Mass in Schwarzschild's Metric: Exploring Vacuum Solutions

[ChrisVer]

I think this will be a quick question...
If the Schw's metric is a solution of the vacuum, then what does the mass $M_0$ in the metric correspond to? I thought it was the mass of the star... but if that's true then why is it a vacuum solution?
Or is it vacuum because it describes the regions outside the star of radius $R_{0}$($r>R_{0},~~ M_0 \equiv M(R_{0})$) ?

 

[Markus Hanke]

If the Schw's metric is a solution of the vacuum, then what does the mass $M_0$ in the metric correspond to?

For the exterior Schwarzschild metric, the parameter M would technically signify the total mass-energy content of the entire space-time.

but if that's true then why is it a vacuum solution?

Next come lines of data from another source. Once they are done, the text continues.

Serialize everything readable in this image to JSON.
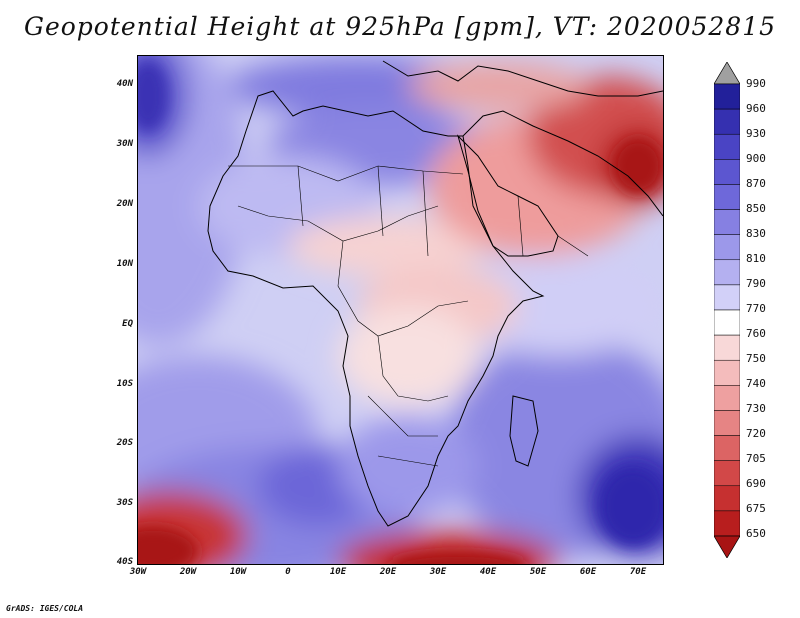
{
  "title": "Geopotential Height at 925hPa [gpm], VT: 2020052815",
  "footer": "GrADS: IGES/COLA",
  "map": {
    "variable": "Geopotential Height",
    "level": "925hPa",
    "units": "gpm",
    "valid_time": "2020052815",
    "lon_range": [
      -30,
      75
    ],
    "lat_range": [
      -40,
      45
    ],
    "lat_ticks": [
      "40N",
      "30N",
      "20N",
      "10N",
      "EQ",
      "10S",
      "20S",
      "30S",
      "40S"
    ],
    "lon_ticks": [
      "30W",
      "20W",
      "10W",
      "0",
      "10E",
      "20E",
      "30E",
      "40E",
      "50E",
      "60E",
      "70E"
    ]
  },
  "colorbar": {
    "levels": [
      "990",
      "960",
      "930",
      "900",
      "870",
      "850",
      "830",
      "810",
      "790",
      "770",
      "760",
      "750",
      "740",
      "730",
      "720",
      "705",
      "690",
      "675",
      "650"
    ],
    "colors": [
      "#a0a0a0",
      "#22209a",
      "#3530b0",
      "#4a44c4",
      "#5c56d0",
      "#6e68da",
      "#8680e2",
      "#9c98ea",
      "#b4b0f0",
      "#d2d0f8",
      "#ffffff",
      "#f8d8d8",
      "#f4bcbc",
      "#eea0a0",
      "#e68484",
      "#dc6464",
      "#d24848",
      "#c63030",
      "#b81e1e",
      "#a81414"
    ]
  }
}
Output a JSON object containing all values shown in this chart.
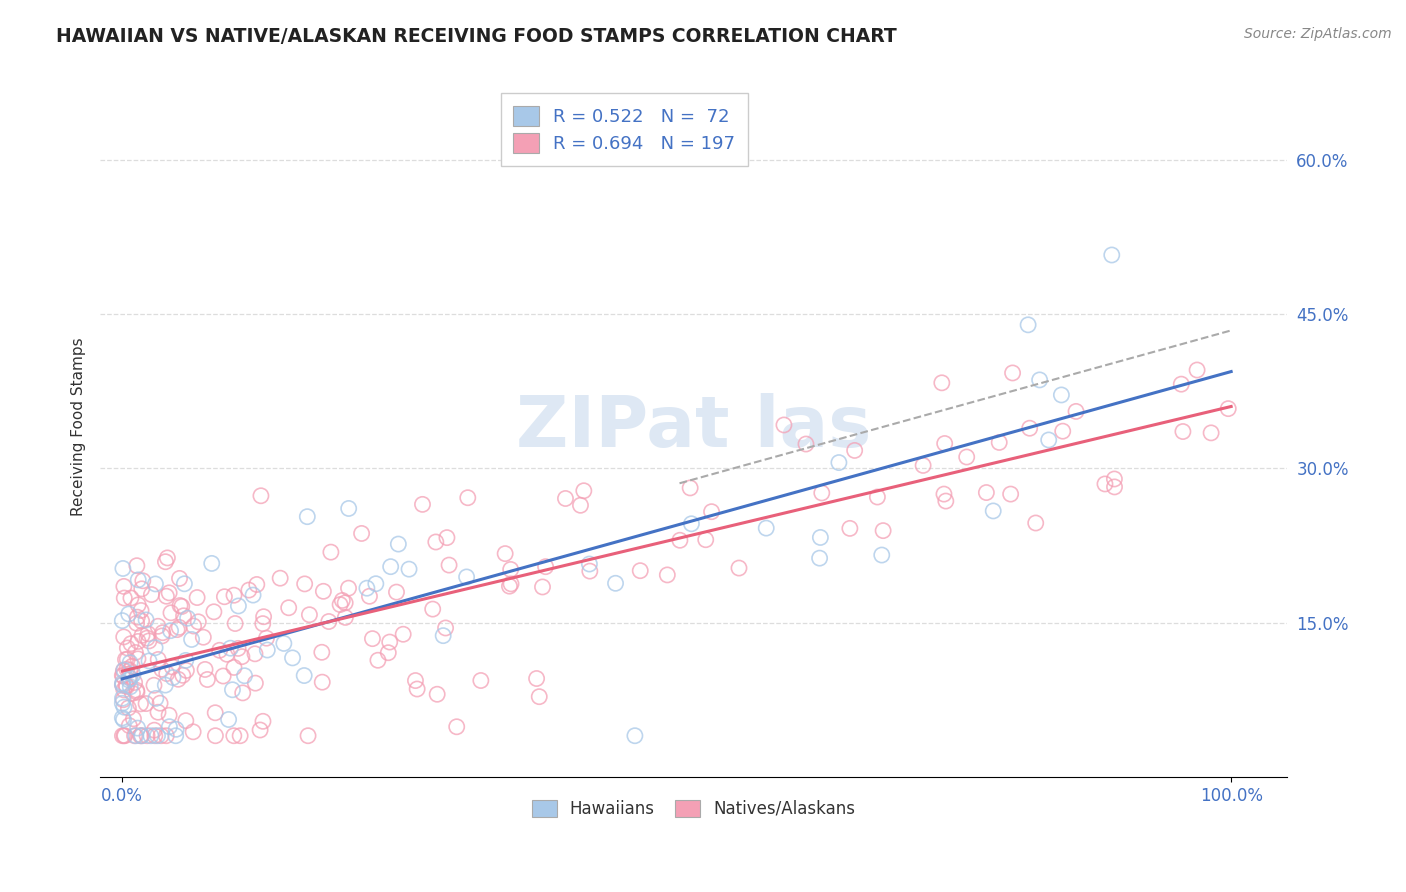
{
  "title": "HAWAIIAN VS NATIVE/ALASKAN RECEIVING FOOD STAMPS CORRELATION CHART",
  "source": "Source: ZipAtlas.com",
  "ylabel": "Receiving Food Stamps",
  "xlim": [
    -0.02,
    1.05
  ],
  "ylim": [
    0.0,
    0.68
  ],
  "x_ticks": [
    0.0,
    1.0
  ],
  "x_tick_labels": [
    "0.0%",
    "100.0%"
  ],
  "y_ticks": [
    0.15,
    0.3,
    0.45,
    0.6
  ],
  "y_tick_labels": [
    "15.0%",
    "30.0%",
    "45.0%",
    "60.0%"
  ],
  "hawaiians_R": 0.522,
  "hawaiians_N": 72,
  "natives_R": 0.694,
  "natives_N": 197,
  "legend_labels": [
    "Hawaiians",
    "Natives/Alaskans"
  ],
  "color_hawaiian": "#a8c8e8",
  "color_native": "#f4a0b5",
  "color_line_hawaiian": "#4472c4",
  "color_line_native": "#e8607a",
  "color_dashed": "#aaaaaa",
  "color_text_legend": "#4472c4",
  "color_tick_labels": "#4472c4",
  "background_color": "#ffffff",
  "watermark_text": "ZIPat las",
  "watermark_color": "#d0dff0",
  "grid_color": "#dddddd"
}
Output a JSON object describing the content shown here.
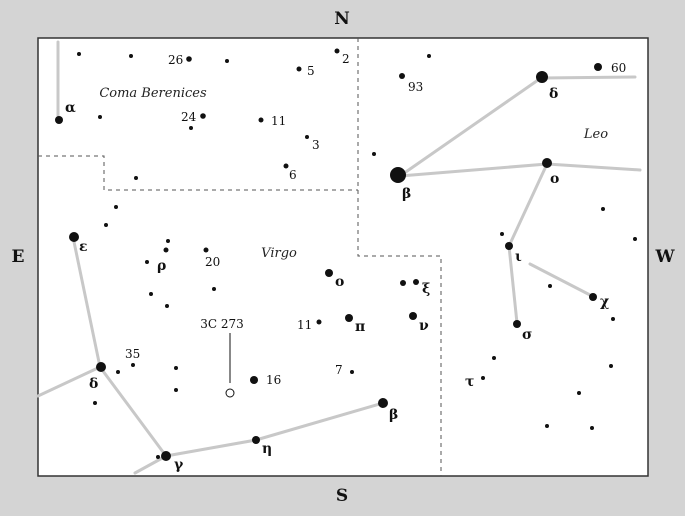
{
  "compass": {
    "north": "N",
    "south": "S",
    "east": "E",
    "west": "W"
  },
  "constellations": {
    "coma": "Coma Berenices",
    "leo": "Leo",
    "virgo": "Virgo"
  },
  "quasar": {
    "label": "3C 273"
  },
  "labels": {
    "alpha": "α",
    "num26": "26",
    "num5": "5",
    "num2": "2",
    "num93": "93",
    "delta_leo": "δ",
    "num60": "60",
    "num24": "24",
    "num11_coma": "11",
    "num3": "3",
    "num6": "6",
    "beta_leo": "β",
    "omicron_leo": "ο",
    "epsilon": "ε",
    "rho": "ρ",
    "num20": "20",
    "omicron_vir": "ο",
    "xi": "ξ",
    "iota": "ι",
    "chi": "χ",
    "num11_vir": "11",
    "pi": "π",
    "nu": "ν",
    "sigma": "σ",
    "num35": "35",
    "delta_vir": "δ",
    "num7": "7",
    "tau": "τ",
    "num16": "16",
    "beta_vir": "β",
    "eta": "η",
    "gamma": "γ"
  },
  "colors": {
    "background": "#d4d4d4",
    "chart_fill": "#ffffff",
    "star": "#111111",
    "stick": "#c8c8c8",
    "boundary": "#555555"
  }
}
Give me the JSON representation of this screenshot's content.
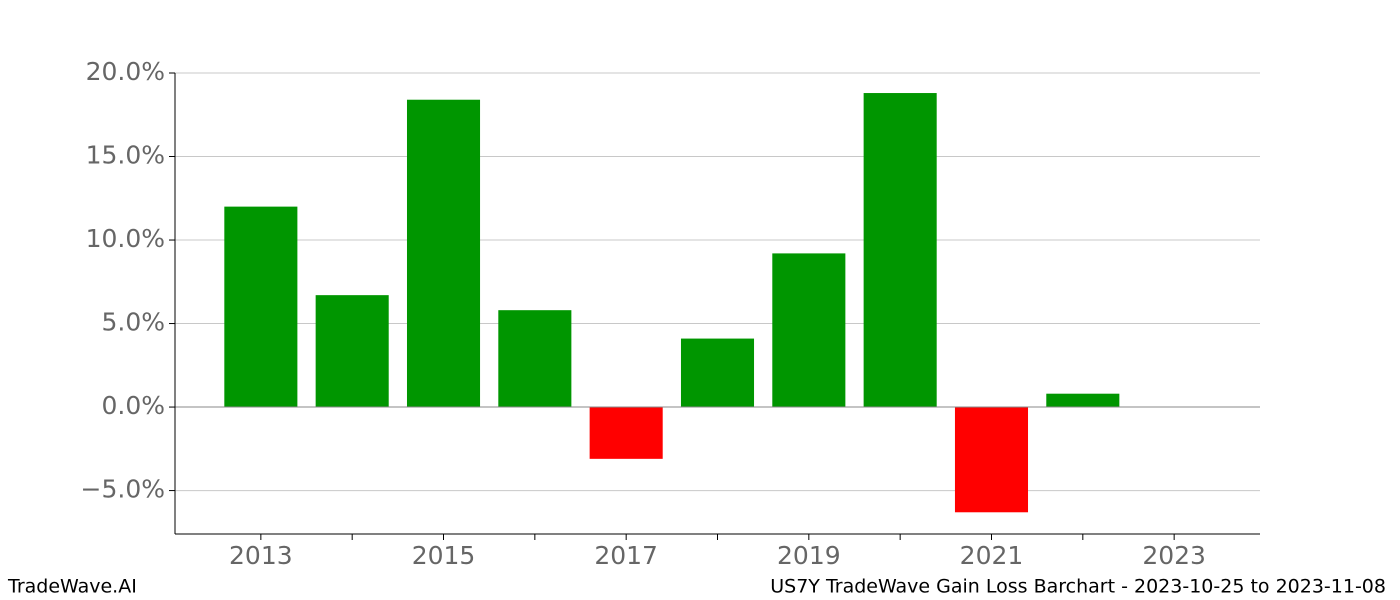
{
  "chart_data": {
    "type": "bar",
    "title": "US7Y TradeWave Gain Loss Barchart - 2023-10-25 to 2023-11-08",
    "source": "TradeWave.AI",
    "x": [
      2013,
      2014,
      2015,
      2016,
      2017,
      2018,
      2019,
      2020,
      2021,
      2022
    ],
    "values": [
      12.0,
      6.7,
      18.4,
      5.8,
      -3.1,
      4.1,
      9.2,
      18.8,
      -6.3,
      0.8
    ],
    "colors": [
      "#009600",
      "#009600",
      "#009600",
      "#009600",
      "#ff0000",
      "#009600",
      "#009600",
      "#009600",
      "#ff0000",
      "#009600"
    ],
    "xlim": [
      2012.06,
      2023.94
    ],
    "xticks": [
      2013,
      2015,
      2017,
      2019,
      2021,
      2023
    ],
    "xminorticks": [
      2014,
      2016,
      2018,
      2020,
      2022
    ],
    "ylim": [
      -7.6,
      20
    ],
    "yticks": [
      {
        "value": -5,
        "label": "−5.0%"
      },
      {
        "value": 0,
        "label": "0.0%"
      },
      {
        "value": 5,
        "label": "5.0%"
      },
      {
        "value": 10,
        "label": "10.0%"
      },
      {
        "value": 15,
        "label": "15.0%"
      },
      {
        "value": 20,
        "label": "20.0%"
      }
    ],
    "grid": true
  }
}
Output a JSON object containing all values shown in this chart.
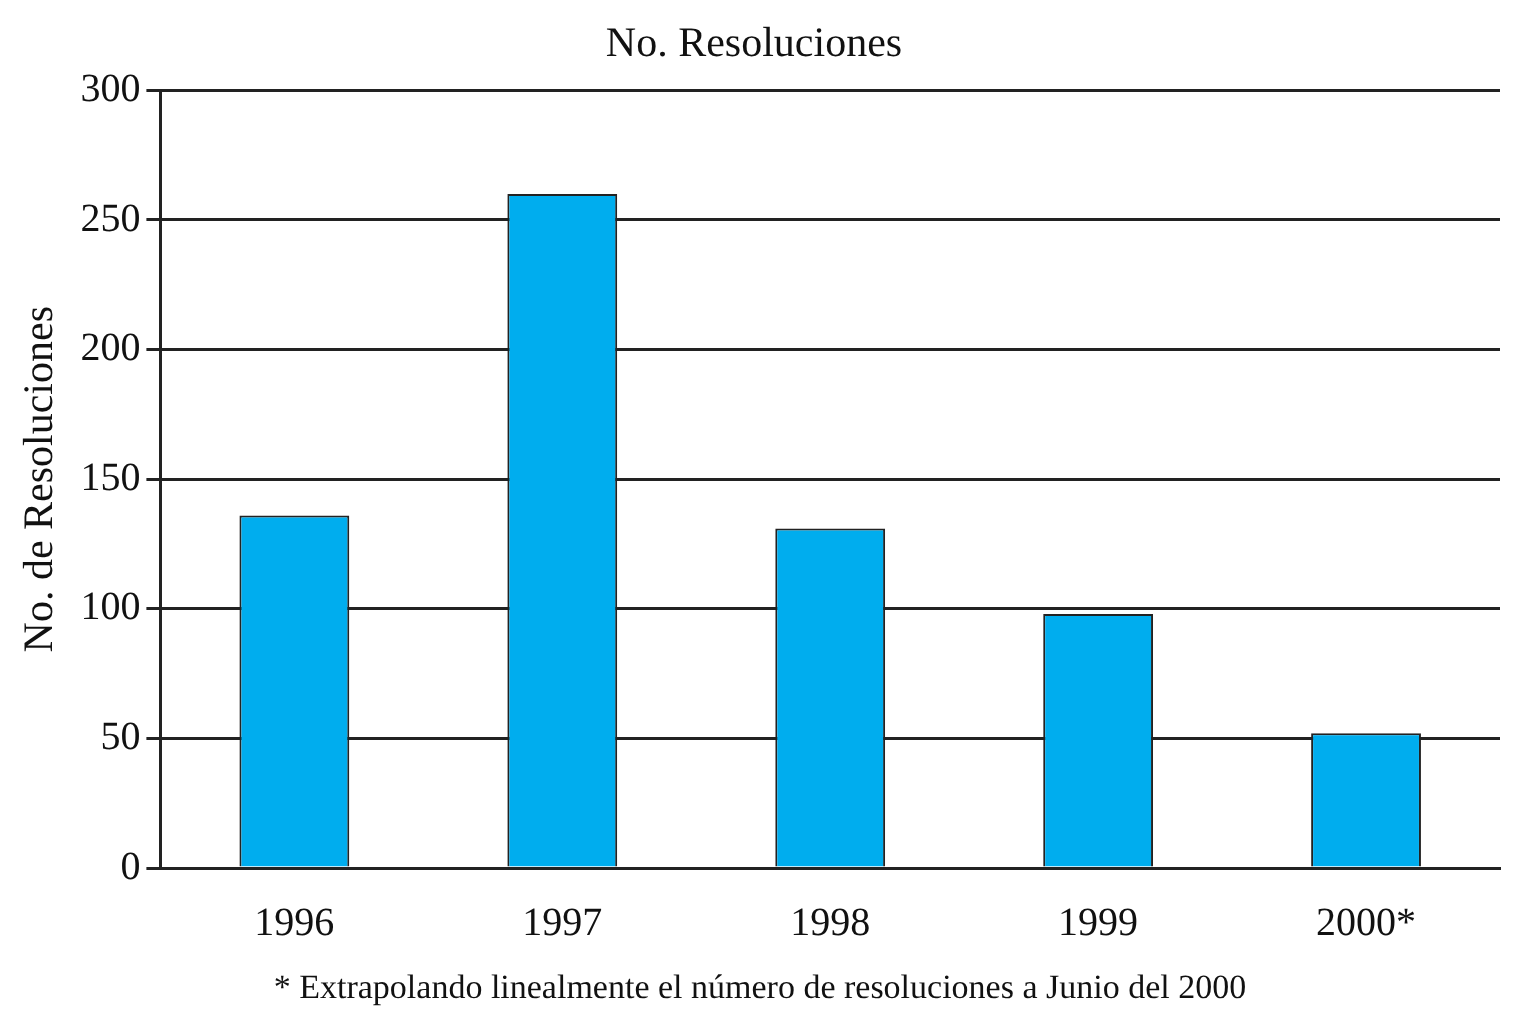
{
  "chart_data": {
    "type": "bar",
    "title": "No. Resoluciones",
    "ylabel": "No. de Resoluciones",
    "categories": [
      "1996",
      "1997",
      "1998",
      "1999",
      "2000*"
    ],
    "values": [
      136,
      260,
      131,
      98,
      52
    ],
    "color": "#00adee",
    "ylim": [
      0,
      300
    ],
    "yticks": [
      0,
      50,
      100,
      150,
      200,
      250,
      300
    ],
    "grid": "y",
    "legend": false,
    "annotations": [
      "* Extrapolando linealmente el número de resoluciones a Junio del 2000"
    ]
  }
}
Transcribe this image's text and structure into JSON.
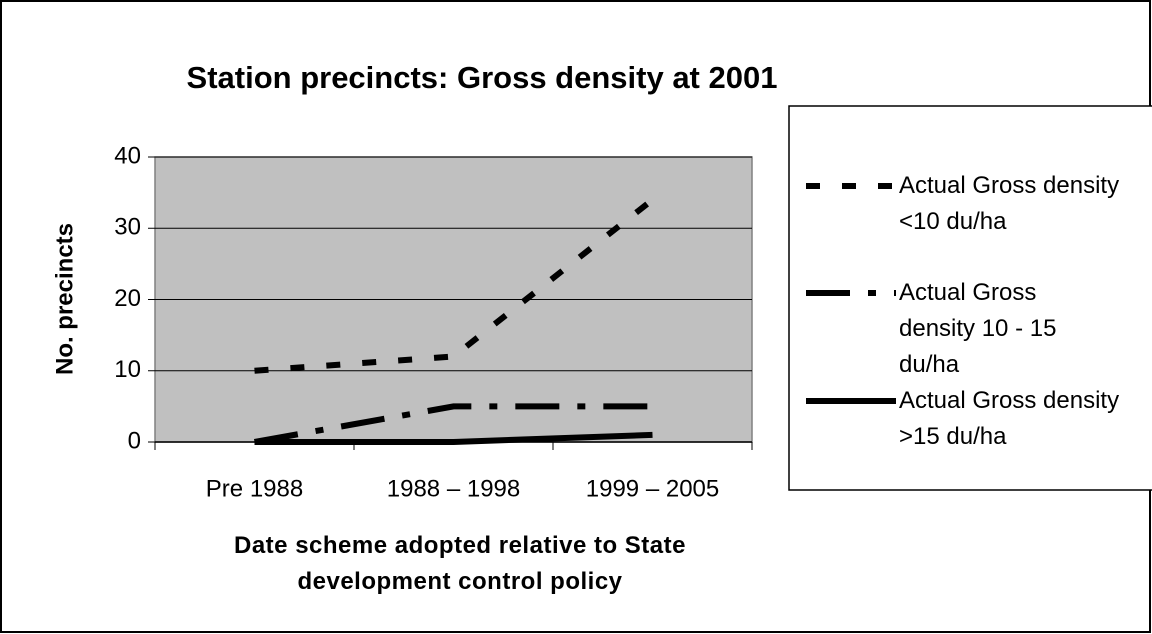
{
  "chart_data": {
    "type": "line",
    "title": "Station precincts: Gross density at 2001",
    "x_label": "Date scheme adopted relative to State development control policy",
    "y_label": "No. precincts",
    "categories": [
      "Pre 1988",
      "1988 – 1998",
      "1999 – 2005"
    ],
    "series": [
      {
        "name": "Actual Gross density <10 du/ha",
        "color": "#000000",
        "values": [
          10,
          12,
          34
        ]
      },
      {
        "name": "Actual Gross density 10 - 15 du/ha",
        "color": "#000000",
        "values": [
          0,
          5,
          5
        ]
      },
      {
        "name": "Actual Gross density >15 du/ha",
        "color": "#000000",
        "values": [
          0,
          0,
          1
        ]
      }
    ],
    "ylim": [
      0,
      40
    ],
    "yticks": [
      0,
      10,
      20,
      30,
      40
    ],
    "grid": true,
    "plot_background": "#c0c0c0",
    "legend": "right"
  }
}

Because it describes the exterior vacuum region of the mass-energy distribution, i.e. the region where the energy-momentum tensor vanishes everywhere.

 

[ChrisVer]

So would it be wrong to try and describe the interior of the star with a function $M(r)$ instead of $M_{0}$ the total mass?

 

[Nugatory]

So would it be wrong to try and describe the interior of the star with a function $M(r)$ instead of $M_{0}$ the total mass?

Not at all, but the metric won't be the Schwarzschild metric in the interior region. It will, however, have to join smoothly to the Schwarzchilld metric for $M_0$ at the surface.

 

[sardar]

The mass M_0 in Schwarzschild's metric corresponds to the mass of the central body, such as a star or a black hole. It is a vacuum solution because it describes the curvature of spacetime in the regions outside of the central body, where there is no matter or energy present. This means that the metric is valid in the vacuum outside of the star or black hole, but it does not account for the mass of the star itself. The vacuum solution is important because it allows us to understand the gravitational effects of the central body on its surroundings, without having to worry about the details of its internal structure. So, while the mass M_0 in the metric may correspond to the mass of the star, the metric itself is describing the vacuum outside of the star.